Comme nous le constatons si bien, dans ce récit, le héros part à la chasse, non, d’abord et prioritairement, pour lui-même, mais dans l’optique d’y trouver de quoi nourrir sa famille affamée. Son intention n’est donc pas ici d’assouvir, avant tout, son propre besoin naturel sinon d’entreprendre une quête dans un but essentiellement humanitaire. C’est pour cette raison qu’il procède par un marchandage auprès du fermier pour obtenir le coq qu’il « hui toute jour gaitié » / a passé toute la journée à guetter (v. 457). La transaction opérée, Renart, sans tergiverser, fonce alors tout droit vers le château où l’attendent sa femme et ses enfants ; brûlant d’impatience de le voir rentrer, car ne jurant que par lui pour combler leur manque de nourriture :

    Et Renart (…) / Renart, lui, (…)

    A pris le coc et si s’en vet / est reparti avec le coq

    A Malpertuis a son recet. / dans sa cachette de Maupertuis.

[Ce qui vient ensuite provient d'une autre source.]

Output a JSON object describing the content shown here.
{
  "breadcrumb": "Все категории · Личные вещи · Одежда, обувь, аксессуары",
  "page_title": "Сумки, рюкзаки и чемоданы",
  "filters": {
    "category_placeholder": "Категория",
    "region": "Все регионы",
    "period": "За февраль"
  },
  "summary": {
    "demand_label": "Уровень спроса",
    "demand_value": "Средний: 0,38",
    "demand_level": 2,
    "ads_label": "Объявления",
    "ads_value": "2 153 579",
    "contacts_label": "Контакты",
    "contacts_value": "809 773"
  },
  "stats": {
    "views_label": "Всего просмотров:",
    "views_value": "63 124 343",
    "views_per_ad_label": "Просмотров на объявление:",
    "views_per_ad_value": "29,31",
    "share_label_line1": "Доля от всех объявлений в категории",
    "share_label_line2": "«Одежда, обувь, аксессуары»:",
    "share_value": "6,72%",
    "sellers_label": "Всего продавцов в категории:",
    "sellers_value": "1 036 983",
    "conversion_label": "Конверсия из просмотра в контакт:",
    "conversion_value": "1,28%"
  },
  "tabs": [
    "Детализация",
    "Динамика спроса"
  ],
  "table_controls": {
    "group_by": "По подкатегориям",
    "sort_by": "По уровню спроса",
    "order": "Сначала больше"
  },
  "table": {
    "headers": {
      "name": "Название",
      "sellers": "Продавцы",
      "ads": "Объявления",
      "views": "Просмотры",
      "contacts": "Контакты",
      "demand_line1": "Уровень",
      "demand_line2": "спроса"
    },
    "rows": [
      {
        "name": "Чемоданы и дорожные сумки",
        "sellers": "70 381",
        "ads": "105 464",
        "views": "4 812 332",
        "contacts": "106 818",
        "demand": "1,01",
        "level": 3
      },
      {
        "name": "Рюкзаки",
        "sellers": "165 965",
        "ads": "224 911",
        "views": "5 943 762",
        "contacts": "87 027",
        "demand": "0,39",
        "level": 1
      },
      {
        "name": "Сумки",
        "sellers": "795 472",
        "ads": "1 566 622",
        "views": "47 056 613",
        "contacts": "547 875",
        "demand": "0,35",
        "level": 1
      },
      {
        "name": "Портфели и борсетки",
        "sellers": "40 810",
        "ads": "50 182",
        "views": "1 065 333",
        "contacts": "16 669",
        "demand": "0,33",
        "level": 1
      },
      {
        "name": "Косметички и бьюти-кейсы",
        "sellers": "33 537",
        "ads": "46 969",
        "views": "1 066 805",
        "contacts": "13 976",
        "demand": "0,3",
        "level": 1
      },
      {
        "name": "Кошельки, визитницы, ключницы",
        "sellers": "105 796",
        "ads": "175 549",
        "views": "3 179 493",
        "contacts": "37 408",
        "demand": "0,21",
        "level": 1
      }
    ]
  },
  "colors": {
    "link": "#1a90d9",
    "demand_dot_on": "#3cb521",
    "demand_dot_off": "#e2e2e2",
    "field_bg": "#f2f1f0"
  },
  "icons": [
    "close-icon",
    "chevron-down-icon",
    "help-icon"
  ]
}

    Bien en cuide runger l’eschine / Il espère bien en ronger la carcasse

    Entre lui et dame Hermeline, / en compagnie de dame Hermeline,

    Sa fame que il tant amot.  / son épouse affectionnée[30].

 

Ces métaphores fondées sur la représentation humaine du caractère du goupil apportent non seulement des renseignements sur l’idée que l’homme se faisait de l’animal, mais illustrent également des concepts abstraits permettant d’envisager par leur biais certains aspects de la mentalité humaine.

 

3. Métaphorisation de la nature et de la culture : sens d’une représentation 

La mise en récit de la nature et de la culture à travers la transmutabilité du héros des contes de la France médiévale présente une constellation d’images qu’il nous faut, à présent, décrypter. Ce message imagé adressé aux auditeurs du Moyen Âge n’est pas réservé qu’à une époque surannée, coupée des préoccupations de la contemporanéité existentielle.

L'image, contrairement au simple fait historique, ne porte pas seulement la marque d'une époque déterminée mais dessine, à même la texture du présent, ce qui, du  passé, reste toujours actif, efficient ou émergent. Loin d'être clos sur lui-même, comme tend à nous le faire croire l'historiographie traditionnelle, le passé se conçoit dans cette optique  comme quelque chose d'inachevé et d'ouvert, toujours devant plutôt que derrière[31]

Le double mode de vie du héros des contes renardiens doit donc être saisi comme un miroir qu’ont promené les conteurs, selon la conception de Stendhal, pour présenter aux humains l’état réel de leur condition existentielle.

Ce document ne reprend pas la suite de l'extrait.